My cucumber is sticky.
Can I eat that varnish on the outside of a cucumber? I usually do, but lately these things seem to have an extra thick coating of whatever the hell it is they put on there. Do y'all eat that stuff?
And another question -- how do you people wash your vegetables?
I'm a bit of a germ-o-phobe, and winter always reminds me of snotty noses and sneezing, and then squeezing tomatoes at the grocery store with your disease-ridden hands.
I do the old fashioned method of "rinse them under cold water and then chop 'em up", and that's what the internet basically says to do (along with other helpful tips like "don't buy mouldy produce"). It just doesn't seem like enough.

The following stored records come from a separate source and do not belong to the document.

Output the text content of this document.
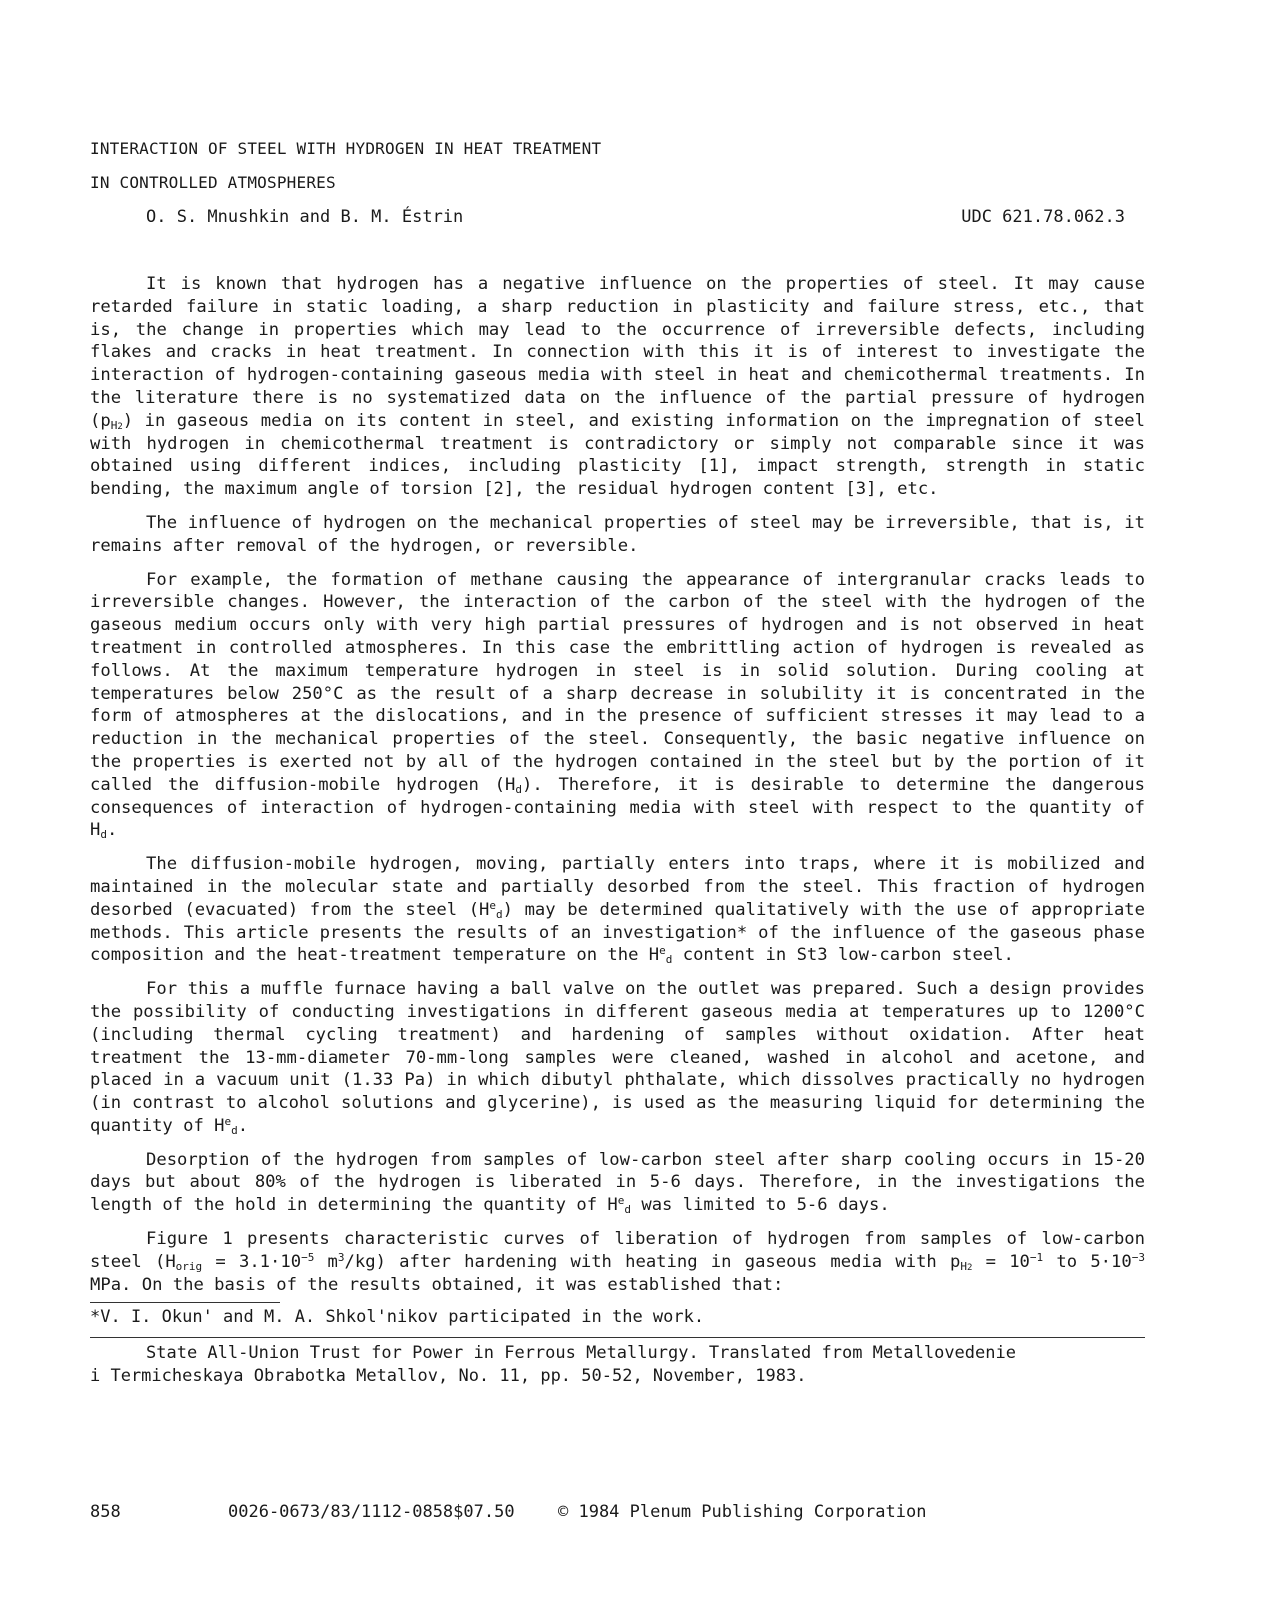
INTERACTION OF STEEL WITH HYDROGEN IN HEAT TREATMENT
IN CONTROLLED ATMOSPHERES
O. S. Mnushkin and B. M. Éstrin	UDC 621.78.062.3

It is known that hydrogen has a negative influence on the properties of steel. It may cause retarded failure in static loading, a sharp reduction in plasticity and failure stress, etc., that is, the change in properties which may lead to the occurrence of irreversible defects, including flakes and cracks in heat treatment. In connection with this it is of interest to investigate the interaction of hydrogen-containing gaseous media with steel in heat and chemicothermal treatments. In the literature there is no systematized data on the influence of the partial pressure of hydrogen $(p_{H2})$ in gaseous media on its content in steel, and existing information on the impregnation of steel with hydrogen in chemicothermal treatment is contradictory or simply not comparable since it was obtained using different indices, including plasticity [1], impact strength, strength in static bending, the maximum angle of torsion [2], the residual hydrogen content [3], etc.

The influence of hydrogen on the mechanical properties of steel may be irreversible, that is, it remains after removal of the hydrogen, or reversible.

For example, the formation of methane causing the appearance of intergranular cracks leads to irreversible changes. However, the interaction of the carbon of the steel with the hydrogen of the gaseous medium occurs only with very high partial pressures of hydrogen and is not observed in heat treatment in controlled atmospheres. In this case the embrittling action of hydrogen is revealed as follows. At the maximum temperature hydrogen in steel is in solid solution. During cooling at temperatures below 250°C as the result of a sharp decrease in solubility it is concentrated in the form of atmospheres at the dislocations, and in the presence of sufficient stresses it may lead to a reduction in the mechanical properties of the steel. Consequently, the basic negative influence on the properties is exerted not by all of the hydrogen contained in the steel but by the portion of it called the diffusion-mobile hydrogen $(H_d)$. Therefore, it is desirable to determine the dangerous consequences of interaction of hydrogen-containing media with steel with respect to the quantity of $H_d$.

The diffusion-mobile hydrogen, moving, partially enters into traps, where it is mobilized and maintained in the molecular state and partially desorbed from the steel. This fraction of hydrogen desorbed (evacuated) from the steel $(H^e_d)$ may be determined qualitatively with the use of appropriate methods. This article presents the results of an investigation* of the influence of the gaseous phase composition and the heat-treatment temperature on the $H^e_d$ content in St3 low-carbon steel.

For this a muffle furnace having a ball valve on the outlet was prepared. Such a design provides the possibility of conducting investigations in different gaseous media at temperatures up to 1200°C (including thermal cycling treatment) and hardening of samples without oxidation. After heat treatment the 13-mm-diameter 70-mm-long samples were cleaned, washed in alcohol and acetone, and placed in a vacuum unit (1.33 Pa) in which dibutyl phthalate, which dissolves practically no hydrogen (in contrast to alcohol solutions and glycerine), is used as the measuring liquid for determining the quantity of $H^e_d$.

Desorption of the hydrogen from samples of low-carbon steel after sharp cooling occurs in 15-20 days but about 80% of the hydrogen is liberated in 5-6 days. Therefore, in the investigations the length of the hold in determining the quantity of $H^e_d$ was limited to 5-6 days.

Figure 1 presents characteristic curves of liberation of hydrogen from samples of low-carbon steel ($H_{orig} = 3.1\cdot 10^{-5}$ $m^3/kg$) after hardening with heating in gaseous media with $p_{H2} = 10^{-1}$ to $5\cdot 10^{-3}$ MPa. On the basis of the results obtained, it was established that:

*V. I. Okun' and M. A. Shkol'nikov participated in the work.
State All-Union Trust for Power in Ferrous Metallurgy. Translated from Metallovedenie
i Termicheskaya Obrabotka Metallov, No. 11, pp. 50-52, November, 1983.
858	0026-0673/83/1112-0858$07.50	© 1984 Plenum Publishing Corporation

Onions, carrots, potatoes -- you are going to scrape or peel off the top layer off anyway. But tomatoes, peppers, cucumbers, green onions, celery... a lot of this stuff has been handled by strangers and I eat most of it raw. It gets my Germ-O-Phobe Senses Tingling.
I don't know if I've ever been ensickened (new word!) by Sally Housecoat's filthy hands having handled the tomato, radish and cucumber I bought and threw in my salad, but I'm suspicious.
I don't know what else to do though. Do you do something else?
Fun Fact: the stickers on the fruit and vegetables we buy are made of "edible paper", but you should remove them anyway because if you don't, "the spot under the sticker won't be cleaned", according to some advice giving website. Funny piece of advice I thought -- "don't eat stickers" seems like reason enough to me to remove the stickers, but someone felt they needed to back it up with some sanitary logic.